To be honest, I don't know why bad things happen or why tragedies come into our lives. I do believe the Lord allows His children to go through difficult times, so we can only look to the God of hope and peace for our strength. As a result, we grow closer to Christ and learn He truly is all we need.
The Lord gave me this verse the day we lost our baby. "...the Lord gave; and the Lord hath taken away; blessed be the name of the Lord." Job 1:21 "Blessed be the name of the Lord" kept playing over and over in my head. God is good when times are easy and God is still good when times are hard. Everything good comes from the Lord. He is the giver of life eternal and life physical. Who was I to question my Lord and Savior? He alone knows what is best for my life and I needed to trust Him at this uncertain time.

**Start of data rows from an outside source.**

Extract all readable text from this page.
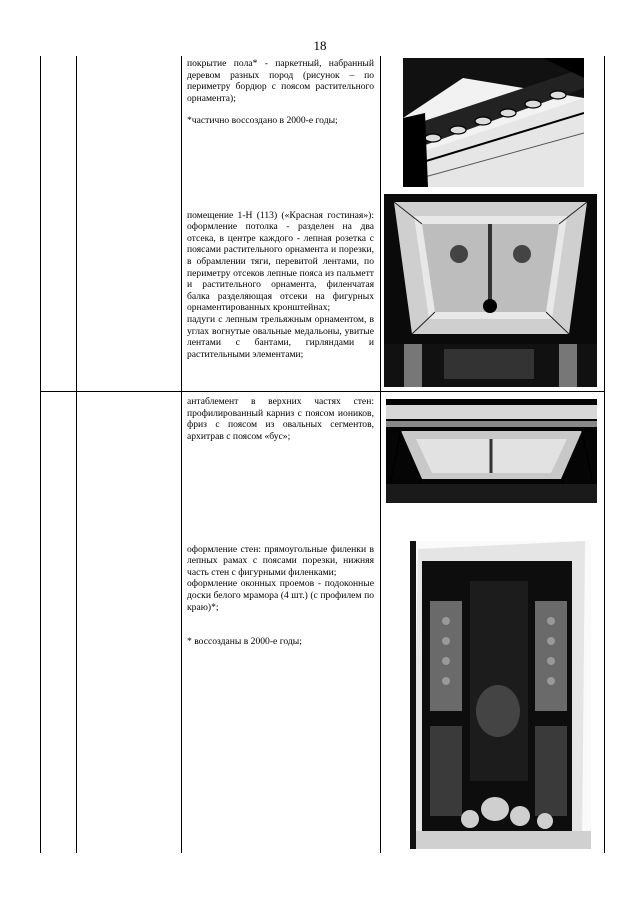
18

покрытие пола* - паркетный, набранный деревом разных пород (рисунок – по периметру бордюр с поясом растительного орнамента);

*частично воссоздано в 2000-е годы;

помещение 1-Н (113) («Красная гостиная»): оформление потолка - разделен на два отсека, в центре каждого - лепная розетка с поясами растительного орнамента и порезки, в обрамлении тяги, перевитой лентами, по периметру отсеков лепные пояса из пальметт и растительного орнамента, филенчатая балка разделяющая отсеки на фигурных орнаментированных кронштейнах;
падуги с лепным трельяжным орнаментом, в углах вогнутые овальные медальоны, увитые лентами с бантами, гирляндами и растительными элементами;

антаблемент в верхних частях стен: профилированный карниз с поясом иоников, фриз с поясом из овальных сегментов, архитрав с поясом «бус»;

оформление стен: прямоугольные филенки в лепных рамах с поясами порезки, нижняя часть стен с фигурными филенками;
оформление оконных проемов - подоконные доски белого мрамора (4 шт.) (с профилем по краю)*;

* воссозданы в 2000-е годы;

"Thou wilt keep him in perfect peace, whose mind is stayed on thee, because he trusteth in thee. Trust ye in the Lord forever, for in the Lord Jehovah is everlasting strength. " Isaiah 26:3,4
The Lord gave me these verses that I clung to. In the Lord, I could have peace and everlasting strength. This was the first time I experienced God's grace in a mighty way. He gave me a peace that passeth understanding. And I had to just keep my mind focused on God and His promises. I am so thankful for a loving heavenly Father who promises to always carry us through the storms of life.
To those of you who have gone through a miscarriage, it's okay to be sad and to mourn. I was surprised at the times when I thought I was "okay" that I began to cry and be sad. I remember going to Walmart and tearing up as I passed the baby section. Or months later it would just hit me out of nowhere as I was driving. At these moments, I simply prayed for God's strength and comfort. I couldn't turn to my husband for comfort because he didn't know what I was going through. He could pray with me and be sympathetic but he couldn't take the hurt away. I am so thankful he was by my side each step of the way. But God alone knew my heartache and He alone could give me the comfort and strength I needed. May I encourage you to find your comfort and strength in Christ.
And now a year later, I feel so blessed to be 33 weeks and four days pregnant. God has truly blessed me with a wonderful pregnancy and a healthy baby. Having gone through the loss of a baby, I believe I am even more thankful for this little life growing inside of me. How can I complain when I feel a little sick or tired?! I am thankful for the sickness and fatigue because it means theres a baby on his way! I can't wait to hold him in my arms and see his sweet face and cover it with kisses! I think it's so special the Lord would bless us with this baby. I am so undeserving of such a gift. " Blessed be the name of the Lord!"